Chroma's research framework provides a powerful toolset for evaluating and optimizing RAG systems through careful analysis of chunking and embedding strategies. Through our experiments, we've uncovered several key insights:

1. **Chunking Strategy Impact**: Our evaluation demonstrated how different chunking approaches can dramatically affect retrieval performance. Smaller chunks (5 sentences) consistently showed higher precision but at the cost of potentially fragmenting related content, while larger chunks (15-20 sentences) achieved better recall but with more noise.

2. **Embedding Model Comparison**: The experiments clearly showed the performance gap between state-of-the-art models (OpenAI's text-embedding-3-large) and lighter-weight alternatives (SentenceTransformer). This helps quantify the tradeoff between cost/speed and performance when choosing embedding models.
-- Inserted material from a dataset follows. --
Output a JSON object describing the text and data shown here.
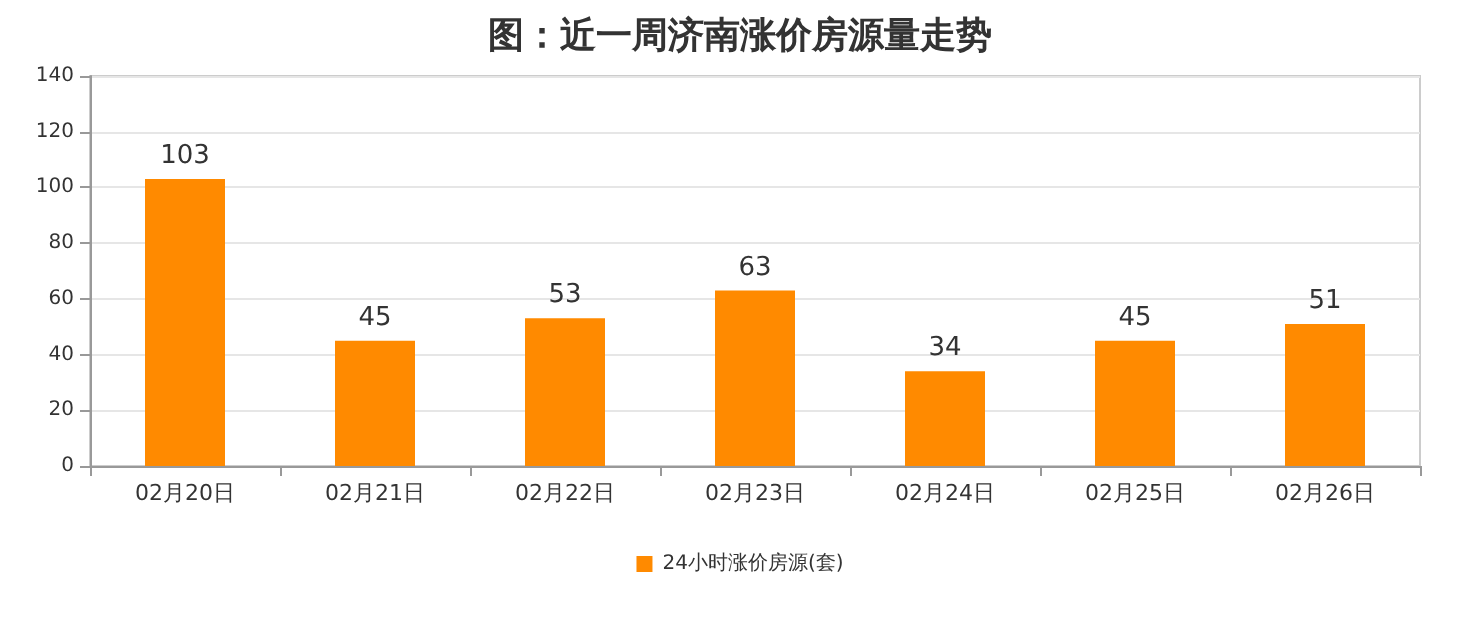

3. **Domain Adaptation**: The synthetic dataset generation pipeline revealed how general-purpose chunking strategies might need adjustment for specific document types. The financial documentation from NVIDIA's 10-K showed different optimal chunking parameters compared to the general evaluation corpus, highlighting the importance of domain-specific tuning.

4. **Metric Tradeoffs**: Throughout our evaluation, we observed the fundamental tension between precision and recall, with IoU providing a balanced perspective on overall performance. These metrics help guide practical decisions about chunk size and strategy based on specific use case requirements.

This framework provides a systematic approach to developing and testing RAG systems, allowing practitioners to make data-driven decisions about their text processing pipeline. Future work might explore additional chunking strategies optimized for specific document types, or investigate how different preprocessing steps could improve retrieval performance.